You are viewing a plain text version of this content. The canonical link for it is here.
Posted to issues@arrow.apache.org by "jorisvandenbossche (via GitHub)" <gi...@apache.org> on 2023/03/28 08:39:50 UTC

[GitHub] [arrow] jorisvandenbossche opened a new issue, #34755: [Python] How to handle chunked arrays output in pyarrow.array(...)
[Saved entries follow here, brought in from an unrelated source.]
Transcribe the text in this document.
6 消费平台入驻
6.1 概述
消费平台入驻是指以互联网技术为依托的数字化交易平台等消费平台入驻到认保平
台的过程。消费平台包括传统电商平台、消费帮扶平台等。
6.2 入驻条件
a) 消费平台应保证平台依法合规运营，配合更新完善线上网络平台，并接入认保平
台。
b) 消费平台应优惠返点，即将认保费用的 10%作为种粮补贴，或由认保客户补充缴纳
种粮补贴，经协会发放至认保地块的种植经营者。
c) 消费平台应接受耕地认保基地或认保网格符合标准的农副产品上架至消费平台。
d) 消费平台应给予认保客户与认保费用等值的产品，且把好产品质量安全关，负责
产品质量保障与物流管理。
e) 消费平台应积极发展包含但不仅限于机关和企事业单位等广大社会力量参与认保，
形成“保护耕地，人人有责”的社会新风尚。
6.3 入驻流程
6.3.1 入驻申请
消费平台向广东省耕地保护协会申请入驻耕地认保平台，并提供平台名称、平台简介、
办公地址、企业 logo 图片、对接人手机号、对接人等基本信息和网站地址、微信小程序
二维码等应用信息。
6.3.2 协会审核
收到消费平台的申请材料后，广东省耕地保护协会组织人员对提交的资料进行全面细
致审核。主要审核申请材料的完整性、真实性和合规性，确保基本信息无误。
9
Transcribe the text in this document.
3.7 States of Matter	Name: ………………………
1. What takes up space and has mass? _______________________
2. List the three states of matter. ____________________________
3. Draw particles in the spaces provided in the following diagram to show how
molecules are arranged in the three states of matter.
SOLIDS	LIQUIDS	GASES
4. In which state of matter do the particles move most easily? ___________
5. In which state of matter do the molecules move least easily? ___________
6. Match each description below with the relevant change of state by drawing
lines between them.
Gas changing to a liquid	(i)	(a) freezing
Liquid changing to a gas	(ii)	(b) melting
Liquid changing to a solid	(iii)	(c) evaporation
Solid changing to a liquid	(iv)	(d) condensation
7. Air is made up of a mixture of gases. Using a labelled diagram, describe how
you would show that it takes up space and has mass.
jorisvandenbossche opened a new issue, #34755:
URL: https://github.com/apache/arrow/issues/34755

   From https://github.com/apache/arrow/pull/34289#pullrequestreview-1355094099
   
   Currently, the `pyarrow.array(..)` constructor is meant to create Array object, but can return a ChunkedArray instead in two cases: 1) the object is too big to fit into a single array (eg offset gets too large for single StringArray), and 2) the object has a `__arrow_array__` that returns a ChunkedArray.
   
   However, if this starts to happen more and more, that can be annoying for places in our code where we assume `pyarrow.array(..)` gives us an Array, see for example https://github.com/apache/arrow/issues/33727#issuecomment-1387323624. For this specific case, we updated `pyarrow.array(..)` to special case chunked arrays with only 1 chunk to unpack this into a normal Array, since that's an easy zero-copy conversion (done in https://github.com/apache/arrow/pull/34289). 
   
   Longer term, what do we want to do with `pyarrow.array(..)` returning chunked arrays? 
   
   For example, passing a pandas.Series to `pyarrow.array(..)` can easily give a ChunkedArray:
   
   ```python
   >>> arr = pa.chunked_array([[1, 2], [3, 4]])
   >>> ser = pd.Series(arr, dtype=pd.ArrowDtype(arr.type))
   >>> ser
   0    1
   1    2
   2    3
   3    4
   dtype: int64[pyarrow]
   >>> pa.array(ser)
   <pyarrow.lib.ChunkedArray object at 0x7effe3f9ea90>
   [
     [
       1,
       2
     ],
     [
       3,
       4
     ]
   ]
   ```
   
   Some thoughts:
   
   - To ensure you can rely more on `pa.array(..)` to actually return an Array, we could concat chunked arrays in the example above, and then users could use `pa.asarray(..)` to get either Array or ChunkedArray
   - Keep `pa.array(..)` as flexible giving either Array/ChunkedArray, but add other function that is more strict, or a helper that ensures we always have an Array and concats chunks if necesssary, which could then be used internally where needed.
   


-- 
This is an automated message from the Apache Git Service.
To respond to the message, please log on to GitHub and use the
URL above to go to the specific comment.

To unsubscribe, e-mail: issues-unsubscribe@arrow.apache.org.apache.org

For queries about this service, please contact Infrastructure at:
users@infra.apache.org


[GitHub] [arrow] westonpace commented on issue #34755: [Python] How to handle chunked arrays output in pyarrow.array(...)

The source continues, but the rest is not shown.